How often do we find ourselves using certain words, positively confident that we know what they mean, only to be flabbergasted to learn that they mean something else entirely? I remember when a friend asked me if I had “made an RSVP” for dinner yet, when she really should have asked me if I had made a “reservation” yet. What about the word quantum? Is that something that is really big or something that is really small?
In casual conversation, the most common place that you’ll find the word quantum being used is in the context of a quantum leap. We have come to understand a “quantum leap” as referring to a large and sudden change. The term was perhaps popularized by the TV show Quantum Leap and, in this context, “quantum” would refer to something big.
I’ve done this myself on multiple occasions, talking about how it took a quantum leap of faith to launch my freelance writing career, for instance. The problem is that the word quantum doesn’t actually refer to something large at all. In the context of science, it actually refers to something that is very small.
If we were to look up the definition of the word “quantum” in the dictionary, we’d learn that it is “the smallest amount of many forms of energy.” Not only is a quantum something small, in physics it is “the minimum amount of any physical entity involved in an interaction.” It’s as small as small can be.
Whether you’re talking about quantum theory, quantum physics or quantum mechanics, we’re talking about something on the smallest imaginable scale. There’s a great video explaining how quantum computers work if you want to understand why the technology will become increasingly important in the next few years.

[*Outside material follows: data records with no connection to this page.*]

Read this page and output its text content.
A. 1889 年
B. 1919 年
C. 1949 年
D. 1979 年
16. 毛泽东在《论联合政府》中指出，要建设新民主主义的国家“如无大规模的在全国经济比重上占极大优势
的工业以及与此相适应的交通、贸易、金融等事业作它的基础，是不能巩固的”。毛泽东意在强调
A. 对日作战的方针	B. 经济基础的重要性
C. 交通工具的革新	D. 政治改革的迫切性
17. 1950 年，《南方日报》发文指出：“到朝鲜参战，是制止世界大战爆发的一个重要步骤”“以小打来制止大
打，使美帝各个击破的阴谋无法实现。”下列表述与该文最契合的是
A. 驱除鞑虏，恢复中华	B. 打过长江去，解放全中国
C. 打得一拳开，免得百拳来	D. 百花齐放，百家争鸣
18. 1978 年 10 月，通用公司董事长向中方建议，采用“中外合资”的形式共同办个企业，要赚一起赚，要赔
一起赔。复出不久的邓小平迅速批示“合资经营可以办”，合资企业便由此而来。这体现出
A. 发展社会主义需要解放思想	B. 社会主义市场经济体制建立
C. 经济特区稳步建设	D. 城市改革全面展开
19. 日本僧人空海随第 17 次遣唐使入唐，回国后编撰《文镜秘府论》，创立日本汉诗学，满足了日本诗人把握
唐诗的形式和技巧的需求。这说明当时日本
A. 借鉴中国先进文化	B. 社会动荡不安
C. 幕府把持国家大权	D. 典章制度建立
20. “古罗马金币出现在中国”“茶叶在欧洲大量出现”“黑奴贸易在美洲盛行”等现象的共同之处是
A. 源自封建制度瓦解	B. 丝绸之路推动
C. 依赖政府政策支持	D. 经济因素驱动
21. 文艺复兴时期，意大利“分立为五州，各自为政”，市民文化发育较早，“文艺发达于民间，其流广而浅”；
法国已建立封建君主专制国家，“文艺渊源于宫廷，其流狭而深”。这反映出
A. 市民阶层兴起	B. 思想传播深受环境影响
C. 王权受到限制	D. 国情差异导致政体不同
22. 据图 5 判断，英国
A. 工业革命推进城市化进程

In purely scientific terms, a quantum leap isn’t so much a large change as much as it is an abrupt change, oftentimes referring to the sudden movement an electron might make as it “leaps” from the orbit of one atom to another. It’s a “small” jump in terms of absolute distance. That is the “correct” meaning of the term, though we will all continue to use “quantum leap” informally to mean a big change spanning a figuratively large area.
English is a funny language, wouldn’t you say?
I can add to your point how communicating science requires a precise use of language. I had a awakening on how I needed to formally communicate to scientists when I saw someone get questioned on how something was “significantly” different. I learned very quickly that statistical calculations better be available to describe the significance level of that difference.